Lying in wait for Francisco and the refugees on the U.S. side of the border, however, is a white separatist militia cult that practices spirit possession, speaking in tongues, and virtuoso drumming. The cult is led by a mad sociopath, The Preacher, and his musical henchman Maggot, Franklin’s father, a damaged, ambivalent shaman who has tried to raise his son Franklin while battling his own internal demons and drug addiction. Maggot, however, has true magic powers: he is able to understand the language of the crows.

The Preacher and Franklin learn from the Lord of the Crows that the refugees and the trio of Francisco, Franklin, and Clara will be showing up through this magic tunnel. The Preacher shows up with the militia to ambush them, but it’s a set up.The refugees and the trio had emerged the day before. 

Water that was placed at the tunnel exit for the refugees was destroyed, so the refugees are transformed into a family of saguaro cactuses, standing on a Mesa overlooking the ravine. Furious that the refugees are not appearing while his  militia awaits  them, The Preacher demands that Maggot shoot at a solitary crow perched on the arm of one of the saguaros. Hundreds of crows suddenly emerge from behind the saguaros, and in the melee that follows between the crows and the militia, a giant clap of thunder announces from the mouth of the cave the entrance of Ixazaluoh, the plant spirit in the form of a playful young girl that has haunted Francisco’s visions since childhood. Ignoring the militia, she chases a hummingbird up onto the Mesa, and around the saguaros casts an imaginary protective garment over them.

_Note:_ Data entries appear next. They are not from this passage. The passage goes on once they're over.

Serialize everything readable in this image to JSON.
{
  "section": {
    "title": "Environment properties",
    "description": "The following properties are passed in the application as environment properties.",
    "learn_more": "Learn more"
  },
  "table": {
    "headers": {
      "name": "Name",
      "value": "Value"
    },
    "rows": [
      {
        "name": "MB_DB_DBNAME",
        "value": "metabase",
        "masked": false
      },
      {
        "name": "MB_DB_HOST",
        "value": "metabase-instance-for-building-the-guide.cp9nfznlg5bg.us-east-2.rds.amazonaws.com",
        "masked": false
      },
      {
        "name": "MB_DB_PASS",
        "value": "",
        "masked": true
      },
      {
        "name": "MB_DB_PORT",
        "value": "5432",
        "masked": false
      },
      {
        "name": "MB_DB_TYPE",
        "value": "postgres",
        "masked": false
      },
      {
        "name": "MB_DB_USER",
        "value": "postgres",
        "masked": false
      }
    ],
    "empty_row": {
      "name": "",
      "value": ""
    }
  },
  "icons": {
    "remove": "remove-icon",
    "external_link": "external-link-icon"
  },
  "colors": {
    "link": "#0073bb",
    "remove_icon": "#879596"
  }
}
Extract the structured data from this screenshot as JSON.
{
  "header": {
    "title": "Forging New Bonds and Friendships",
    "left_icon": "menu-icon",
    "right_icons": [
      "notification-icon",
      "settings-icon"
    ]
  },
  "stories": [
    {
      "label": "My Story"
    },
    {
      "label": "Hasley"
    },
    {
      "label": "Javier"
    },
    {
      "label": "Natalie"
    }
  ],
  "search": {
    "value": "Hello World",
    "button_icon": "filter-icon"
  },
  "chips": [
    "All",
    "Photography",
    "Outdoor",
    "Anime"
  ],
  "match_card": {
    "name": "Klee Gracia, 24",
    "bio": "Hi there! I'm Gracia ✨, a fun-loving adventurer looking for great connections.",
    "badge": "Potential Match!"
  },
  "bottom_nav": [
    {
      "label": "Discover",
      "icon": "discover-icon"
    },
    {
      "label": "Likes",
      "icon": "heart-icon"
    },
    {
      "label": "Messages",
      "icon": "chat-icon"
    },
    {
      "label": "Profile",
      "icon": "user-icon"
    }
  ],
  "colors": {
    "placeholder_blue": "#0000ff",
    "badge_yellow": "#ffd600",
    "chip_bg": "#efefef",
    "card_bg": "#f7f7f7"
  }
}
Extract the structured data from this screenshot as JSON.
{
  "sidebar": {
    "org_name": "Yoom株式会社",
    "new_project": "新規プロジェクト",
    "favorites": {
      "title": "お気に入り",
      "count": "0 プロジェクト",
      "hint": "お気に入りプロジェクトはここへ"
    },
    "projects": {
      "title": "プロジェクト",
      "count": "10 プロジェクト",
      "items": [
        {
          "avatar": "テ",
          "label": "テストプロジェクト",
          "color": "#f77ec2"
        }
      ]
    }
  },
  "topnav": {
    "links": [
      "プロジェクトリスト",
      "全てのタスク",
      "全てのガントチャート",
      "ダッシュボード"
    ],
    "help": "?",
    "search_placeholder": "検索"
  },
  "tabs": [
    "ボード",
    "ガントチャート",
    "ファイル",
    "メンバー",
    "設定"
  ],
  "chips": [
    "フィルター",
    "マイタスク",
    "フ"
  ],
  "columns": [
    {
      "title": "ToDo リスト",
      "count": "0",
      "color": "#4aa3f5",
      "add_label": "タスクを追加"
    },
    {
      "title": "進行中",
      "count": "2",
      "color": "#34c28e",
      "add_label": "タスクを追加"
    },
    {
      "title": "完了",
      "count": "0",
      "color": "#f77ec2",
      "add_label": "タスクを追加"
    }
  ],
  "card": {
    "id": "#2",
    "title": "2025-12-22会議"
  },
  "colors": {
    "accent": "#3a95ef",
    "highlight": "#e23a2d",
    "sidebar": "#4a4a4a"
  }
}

Above the saguaros, fierce thunderheads suddenly form, and when the frustrated  Preacher angrily shoots his AR-15 at the clouds, they burst, drenching the saguaros. Quenched, they transform back into humans, but a flash flood roars through the ravine and washes the militia and The Preacher into the magic tunnel. 

In the flood, Maggot manages to scale up on the ravine where he finds his son Franklin, now transformed back into human form, who pulls his father to safety. The following morning, the refugees and the trio find the abandoned pickups of the militia, keys left in the ignition, and escape into the heartland. 

 In addition to the real issues of the perils faced by refugees, the opera’s message is the need for compassion and forgiveness.